If there’s one thing that the horsemeat scandal has shown, it’s that you need to know your suppliers.

Household names from Tesco to the Co-operative have been affected, with more falling victim every day. Traditionally considered as having the most comprehensive understanding of its supply chains, the food industry is now reeling across all of Europe. 

This means that amee’s offer of open, transparent data about the environmental credentials of every supplier in the UK has never been timelier.

In the last few years there has been a welcome development of Corporate Social Responsibility (CSR) amongst some of the UK’s biggest businesses, for example Sainsburys and Kingfisher.

But as we’ve seen, compromising on transparency can have catastrophic consequences.

This means that knowing which suppliers are willing to be upfront about their environmental performance will be increasingly important to big organisations which want to secure public trust – something that amee’s directory of environmental data for every UK organisation makes possible.

Including environmental criteria in the procurement process also helps businesses to save money and as the World Bank recently warned, those that don’t green their supply chains “will fail”

After all, in a world where rising energy prices are never far from the headlines, high fossil fuel consumption translates into higher procurement costs, higher consumer prices and reduced sales.

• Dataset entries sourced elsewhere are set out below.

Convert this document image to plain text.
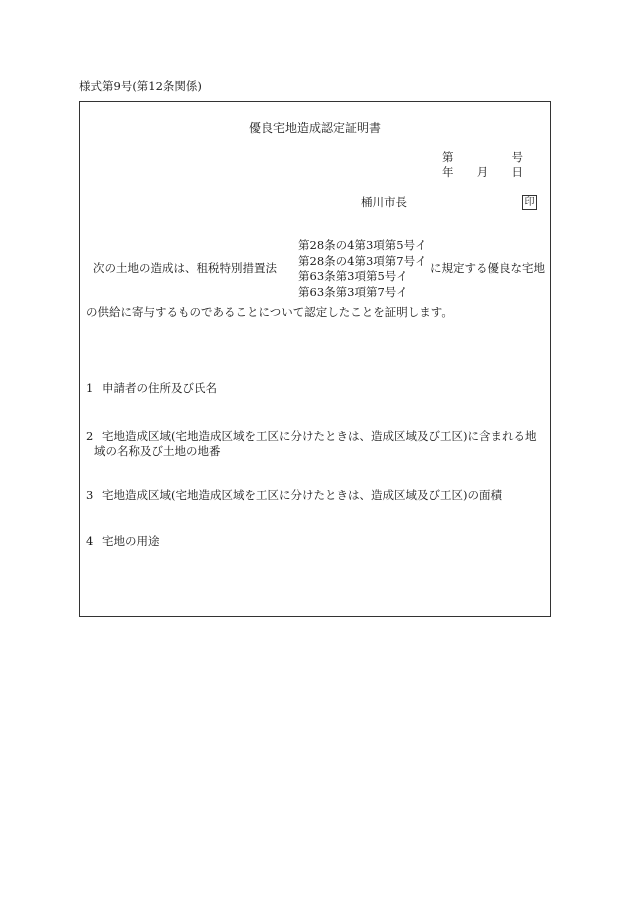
様式第9号(第12条関係)
優良宅地造成認定証明書
第	号
年 月 日
桶川市長	印
次の土地の造成は、租税特別措置法
第28条の4第3項第5号イ
第28条の4第3項第7号イ
第63条第3項第5号イ
第63条第3項第7号イ
に規定する優良な宅地
の供給に寄与するものであることについて認定したことを証明します。
1 申請者の住所及び氏名
2 宅地造成区域(宅地造成区域を工区に分けたときは、造成区域及び工区)に含まれる地
域の名称及び土地の地番
3 宅地造成区域(宅地造成区域を工区に分けたときは、造成区域及び工区)の面積
4 宅地の用途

The public outcry over the discovery of horsemeat means that the big names have had no choice but to pledge a more transparent supply chain.

Making the environmental performance of their supply chains publically available is one way that they can do this. It demonstrates oversight and control and can help inspire trust.

If the UK’s largest companies use the horsemeat scandal as an opportunity to drive greater transparency among their suppliers, we might end up with both healthier food and a healthier environment.